Kyle shifted his feet and raised the bat, breathing hard. A giant rock weighted the bottom of his stomach. Nate was good. Too good.
“Remember yesterday’s practice!” Dad yelled.
“You can do it, honey! Don’t be nervous.” Mom added.
Thanks, Mom! He groaned and his cheeks burned as Nate’s laughter drifted across the diamond. He would never hear the end of that.Please, God, I need a hit. I can’t walk back to the dugout. Everyone’s gonna laugh at me. He pushed his helmet up and got a better grip on the bat.
Nate stretched, shifted his feet, wound up and let the ball fly.
Kyle held on, to his position and his breath, until the last moment, and then swung.

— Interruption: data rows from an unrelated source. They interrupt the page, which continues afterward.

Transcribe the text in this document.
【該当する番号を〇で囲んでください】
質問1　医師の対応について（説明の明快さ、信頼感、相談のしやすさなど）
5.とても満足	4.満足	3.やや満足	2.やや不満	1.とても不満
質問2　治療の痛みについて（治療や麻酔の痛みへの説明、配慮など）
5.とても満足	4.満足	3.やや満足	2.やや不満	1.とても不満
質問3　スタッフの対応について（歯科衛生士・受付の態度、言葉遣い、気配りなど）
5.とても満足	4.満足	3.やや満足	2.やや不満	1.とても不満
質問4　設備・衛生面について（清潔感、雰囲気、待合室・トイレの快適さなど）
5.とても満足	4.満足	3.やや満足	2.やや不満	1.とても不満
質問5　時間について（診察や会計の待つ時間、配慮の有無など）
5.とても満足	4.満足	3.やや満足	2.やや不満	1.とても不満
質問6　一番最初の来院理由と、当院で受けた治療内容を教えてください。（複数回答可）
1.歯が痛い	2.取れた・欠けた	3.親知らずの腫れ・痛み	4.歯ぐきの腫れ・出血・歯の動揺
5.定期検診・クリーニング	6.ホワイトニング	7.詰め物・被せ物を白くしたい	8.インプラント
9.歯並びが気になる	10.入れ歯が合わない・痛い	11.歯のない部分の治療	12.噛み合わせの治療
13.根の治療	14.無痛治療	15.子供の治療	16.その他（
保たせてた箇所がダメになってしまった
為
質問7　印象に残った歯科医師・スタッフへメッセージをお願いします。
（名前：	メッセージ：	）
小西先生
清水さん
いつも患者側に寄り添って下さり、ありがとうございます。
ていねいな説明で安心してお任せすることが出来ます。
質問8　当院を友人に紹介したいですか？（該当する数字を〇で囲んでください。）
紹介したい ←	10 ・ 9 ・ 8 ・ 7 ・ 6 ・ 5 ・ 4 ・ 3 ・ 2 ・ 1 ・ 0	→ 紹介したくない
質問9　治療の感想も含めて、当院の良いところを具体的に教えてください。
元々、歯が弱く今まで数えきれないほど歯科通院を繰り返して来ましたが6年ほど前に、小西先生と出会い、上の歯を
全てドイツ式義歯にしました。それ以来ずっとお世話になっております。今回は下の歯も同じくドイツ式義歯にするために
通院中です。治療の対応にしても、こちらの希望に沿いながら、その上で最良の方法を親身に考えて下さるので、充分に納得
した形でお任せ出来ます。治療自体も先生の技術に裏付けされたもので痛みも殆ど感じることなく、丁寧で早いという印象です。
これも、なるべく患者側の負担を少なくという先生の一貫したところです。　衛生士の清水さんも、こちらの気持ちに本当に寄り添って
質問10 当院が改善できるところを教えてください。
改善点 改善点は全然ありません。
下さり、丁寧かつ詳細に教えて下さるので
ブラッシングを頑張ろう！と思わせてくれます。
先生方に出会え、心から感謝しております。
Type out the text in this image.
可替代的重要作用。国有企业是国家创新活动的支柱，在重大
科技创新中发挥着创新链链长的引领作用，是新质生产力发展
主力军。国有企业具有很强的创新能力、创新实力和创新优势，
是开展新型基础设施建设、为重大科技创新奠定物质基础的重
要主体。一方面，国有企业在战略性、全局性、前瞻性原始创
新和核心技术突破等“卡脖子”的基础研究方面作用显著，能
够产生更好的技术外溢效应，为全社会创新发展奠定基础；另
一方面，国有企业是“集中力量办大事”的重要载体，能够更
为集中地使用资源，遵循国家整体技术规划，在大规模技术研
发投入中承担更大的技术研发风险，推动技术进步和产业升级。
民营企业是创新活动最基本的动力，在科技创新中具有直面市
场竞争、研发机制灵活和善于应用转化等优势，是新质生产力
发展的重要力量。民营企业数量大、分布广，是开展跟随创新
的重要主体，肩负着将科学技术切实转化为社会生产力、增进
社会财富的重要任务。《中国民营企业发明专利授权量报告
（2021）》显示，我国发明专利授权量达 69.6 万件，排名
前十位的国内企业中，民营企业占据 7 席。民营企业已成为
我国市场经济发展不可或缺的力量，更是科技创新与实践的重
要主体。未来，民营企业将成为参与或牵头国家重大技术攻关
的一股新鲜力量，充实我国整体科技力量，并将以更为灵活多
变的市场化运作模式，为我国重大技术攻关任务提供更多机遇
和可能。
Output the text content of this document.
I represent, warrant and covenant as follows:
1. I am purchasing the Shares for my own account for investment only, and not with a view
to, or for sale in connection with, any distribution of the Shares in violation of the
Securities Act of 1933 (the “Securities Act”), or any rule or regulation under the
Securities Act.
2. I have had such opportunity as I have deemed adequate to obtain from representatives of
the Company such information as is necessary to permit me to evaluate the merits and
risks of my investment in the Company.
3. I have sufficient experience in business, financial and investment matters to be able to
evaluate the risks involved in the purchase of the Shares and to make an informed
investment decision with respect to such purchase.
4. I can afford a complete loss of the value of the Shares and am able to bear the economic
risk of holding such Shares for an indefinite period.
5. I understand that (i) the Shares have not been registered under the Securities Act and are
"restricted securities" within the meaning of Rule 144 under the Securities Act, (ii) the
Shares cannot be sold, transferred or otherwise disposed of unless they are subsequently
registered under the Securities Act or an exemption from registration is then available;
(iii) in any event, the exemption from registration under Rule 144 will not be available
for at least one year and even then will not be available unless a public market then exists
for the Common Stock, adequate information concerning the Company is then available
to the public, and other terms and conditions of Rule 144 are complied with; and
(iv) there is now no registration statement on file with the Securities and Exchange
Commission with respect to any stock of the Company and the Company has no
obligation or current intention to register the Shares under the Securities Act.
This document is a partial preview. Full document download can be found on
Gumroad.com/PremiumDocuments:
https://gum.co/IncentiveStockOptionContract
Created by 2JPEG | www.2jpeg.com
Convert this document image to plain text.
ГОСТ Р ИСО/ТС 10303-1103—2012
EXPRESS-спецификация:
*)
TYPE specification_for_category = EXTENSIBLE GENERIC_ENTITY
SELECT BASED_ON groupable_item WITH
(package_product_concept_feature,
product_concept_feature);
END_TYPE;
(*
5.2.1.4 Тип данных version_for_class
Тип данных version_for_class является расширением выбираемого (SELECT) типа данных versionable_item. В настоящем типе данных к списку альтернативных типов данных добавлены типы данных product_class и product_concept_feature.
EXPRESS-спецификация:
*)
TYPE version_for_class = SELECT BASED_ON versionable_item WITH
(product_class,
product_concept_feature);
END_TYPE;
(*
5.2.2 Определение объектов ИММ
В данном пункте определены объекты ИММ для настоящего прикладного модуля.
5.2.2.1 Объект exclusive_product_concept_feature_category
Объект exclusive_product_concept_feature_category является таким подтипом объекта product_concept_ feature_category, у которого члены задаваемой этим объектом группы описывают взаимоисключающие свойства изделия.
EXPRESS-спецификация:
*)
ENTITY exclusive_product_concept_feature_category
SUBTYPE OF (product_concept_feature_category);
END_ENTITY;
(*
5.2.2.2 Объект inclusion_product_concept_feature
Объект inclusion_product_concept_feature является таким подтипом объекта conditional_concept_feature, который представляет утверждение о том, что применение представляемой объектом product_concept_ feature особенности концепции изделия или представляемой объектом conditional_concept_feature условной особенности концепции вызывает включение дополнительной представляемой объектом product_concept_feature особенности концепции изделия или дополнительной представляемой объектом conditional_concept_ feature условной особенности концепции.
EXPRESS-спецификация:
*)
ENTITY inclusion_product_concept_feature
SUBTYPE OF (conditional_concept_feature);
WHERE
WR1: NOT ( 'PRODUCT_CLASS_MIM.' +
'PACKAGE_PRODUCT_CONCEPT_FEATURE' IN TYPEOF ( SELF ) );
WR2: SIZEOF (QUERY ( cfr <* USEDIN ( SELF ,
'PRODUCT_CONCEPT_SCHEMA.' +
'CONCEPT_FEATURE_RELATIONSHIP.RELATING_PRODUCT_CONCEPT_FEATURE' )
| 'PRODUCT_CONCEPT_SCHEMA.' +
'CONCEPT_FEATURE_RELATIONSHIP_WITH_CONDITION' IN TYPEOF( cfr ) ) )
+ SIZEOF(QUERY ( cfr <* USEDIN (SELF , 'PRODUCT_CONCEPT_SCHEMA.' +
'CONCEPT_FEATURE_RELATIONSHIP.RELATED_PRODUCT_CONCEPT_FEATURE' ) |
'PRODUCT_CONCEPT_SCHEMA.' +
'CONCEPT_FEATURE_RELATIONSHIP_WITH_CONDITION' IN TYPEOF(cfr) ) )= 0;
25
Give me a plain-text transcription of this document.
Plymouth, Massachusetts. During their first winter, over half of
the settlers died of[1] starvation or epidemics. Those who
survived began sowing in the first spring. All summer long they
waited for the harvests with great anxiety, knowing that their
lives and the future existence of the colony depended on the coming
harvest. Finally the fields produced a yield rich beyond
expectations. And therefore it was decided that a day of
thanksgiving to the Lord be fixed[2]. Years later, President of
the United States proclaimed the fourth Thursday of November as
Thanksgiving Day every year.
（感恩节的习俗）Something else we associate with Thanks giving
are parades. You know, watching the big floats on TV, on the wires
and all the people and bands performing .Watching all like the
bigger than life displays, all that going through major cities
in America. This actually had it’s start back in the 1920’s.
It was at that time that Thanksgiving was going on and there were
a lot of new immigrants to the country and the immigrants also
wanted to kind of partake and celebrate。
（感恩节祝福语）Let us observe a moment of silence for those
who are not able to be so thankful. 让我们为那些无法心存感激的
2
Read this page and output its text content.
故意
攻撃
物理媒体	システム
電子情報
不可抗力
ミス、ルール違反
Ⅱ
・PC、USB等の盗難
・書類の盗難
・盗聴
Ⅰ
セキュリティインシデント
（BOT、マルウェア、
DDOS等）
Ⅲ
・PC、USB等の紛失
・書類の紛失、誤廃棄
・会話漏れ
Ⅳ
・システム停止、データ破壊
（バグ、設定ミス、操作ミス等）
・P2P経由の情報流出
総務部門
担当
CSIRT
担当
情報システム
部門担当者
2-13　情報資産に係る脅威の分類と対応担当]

The bat connected with the ball, driving it over Nate’s head. Kyle’s mouth opened in a round O as the shock of that crack paralyzed him for half a second. Then he took off, flying toward first.
The ball bounced past the center fielder and clanked against the fence. He rounded first. Sprinted toward second. Sucked in air. Move feet! Move! Ahead of him, Joe shot around third, practically pushing Fat Jack across home.
Loud screams of “Go! Go! Go!” rose from the home team bleachers. Mom, Dad, even Maddy and Alek, pressed their faces against the fence. Two runs won the game, but Kyle pushed on. The air grew thick. His side cramped. He soared over second. Focused on home plate. Third base coach waved him on.
“Keep going, Kyle!” Mom’s excitement pulled him forward.
He was going to do it. His first home run. And against Nate, too!
A few feet past third, his vision blurred and his legs stopped. When he tried to move them forward, they wouldn’t work. He dropped to the ground. No time to catch himself with his arms. His head smacked against the dirt. The white line leading him home grew fuzzy and the sun clicked off.
From very far away, he heard Mom scream his name again.